Event marketing and meeting management firm American Meetings Inc. recently soft-launched a social network designed to showcase new business opportunities available for meeting managers, suppliers, and travel directors and to encourage connections. The social media platform, which is similar in design and functionality to Facebook, is a closed community—applicants are screened to ensure they truly are connected to the meetings industry.
Once approved, American Meetings Network members can share ideas, videos, and photos, and comment, and interact on individual news feeds and in a discussion forum area. As with Facebook, members can follow each other, and search for other members by name. But the heart of it, and the initial reason for developing the network, according to AMI CEO Andy McNeill, is the business opportunities postings area, where members can share full-time and contract meeting planner jobs; travel director opportunities; hotel promotions and site requests; hot dates/hot rates and other supplier special promotions; and hosted-buyer opportunities. Still to come is an opt-in business directory section that will be searchable by city and zip code.

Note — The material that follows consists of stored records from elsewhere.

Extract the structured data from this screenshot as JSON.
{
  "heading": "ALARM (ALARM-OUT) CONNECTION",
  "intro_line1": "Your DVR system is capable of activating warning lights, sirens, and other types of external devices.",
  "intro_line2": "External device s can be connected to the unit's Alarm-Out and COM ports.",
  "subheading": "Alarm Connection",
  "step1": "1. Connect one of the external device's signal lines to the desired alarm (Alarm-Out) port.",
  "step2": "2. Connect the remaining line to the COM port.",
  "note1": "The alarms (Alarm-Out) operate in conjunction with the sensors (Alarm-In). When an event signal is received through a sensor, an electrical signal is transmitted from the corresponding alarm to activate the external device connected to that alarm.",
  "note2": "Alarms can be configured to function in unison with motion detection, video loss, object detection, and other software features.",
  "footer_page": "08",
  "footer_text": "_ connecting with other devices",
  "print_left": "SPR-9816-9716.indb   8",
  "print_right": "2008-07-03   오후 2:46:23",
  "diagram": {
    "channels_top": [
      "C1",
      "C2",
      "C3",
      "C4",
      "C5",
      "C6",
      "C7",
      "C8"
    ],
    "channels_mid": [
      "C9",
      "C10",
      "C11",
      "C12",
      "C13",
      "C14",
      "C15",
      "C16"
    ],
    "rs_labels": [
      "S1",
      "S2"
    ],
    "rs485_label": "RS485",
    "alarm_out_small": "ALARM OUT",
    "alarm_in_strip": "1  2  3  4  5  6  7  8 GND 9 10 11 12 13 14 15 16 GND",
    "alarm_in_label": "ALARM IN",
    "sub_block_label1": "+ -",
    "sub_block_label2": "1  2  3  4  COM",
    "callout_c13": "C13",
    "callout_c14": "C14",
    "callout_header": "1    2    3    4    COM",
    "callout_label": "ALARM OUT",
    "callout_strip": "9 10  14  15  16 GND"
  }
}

Link to join the network: American Meetings Network
“We saw a lost opportunity with all the requests we were getting from industry suppliers, meeting planners, and travel directors who wanted to interact with AMI and our clients,” says McNeill. “There were too many requests for us to manage.” So AMI created the network as “a place where we could upload our opportunities, and others could also upload their opportunities. A hotel can put up a special promotion, a CVB could list its hosted-buyer program, and it would go to a full network of people instead of just the 25 of us here at AMI.” The network also will put out a weekly digest of hot opportunities and other items of interest for those who prefer not to get real-time e-mail updates.
The network, still in beta-testing phase, currently has around 125 members, though AMI plans to grow it considerably. McNeill says AMI has identified about 65,000 U.S. meeting planners, and another 25,000 or so “adjunct meeting planners”—meaning they are part of a catering or restaurant organization—that AMI will market the platform to once all the bugs are worked out in a month or so.
“It has already met our need to manage the opportunities we had coming in from suppliers and meeting planners and getting that information out to our 250 independent contract meeting planners and travel directors,” says McNeill. “If it takes on a life of its own, so much the better.” And competitors are welcome, he adds. “This is a relationship-oriented business—we already share a lot of contract meeting planners and travel directors with our competitors. We’re stronger together.”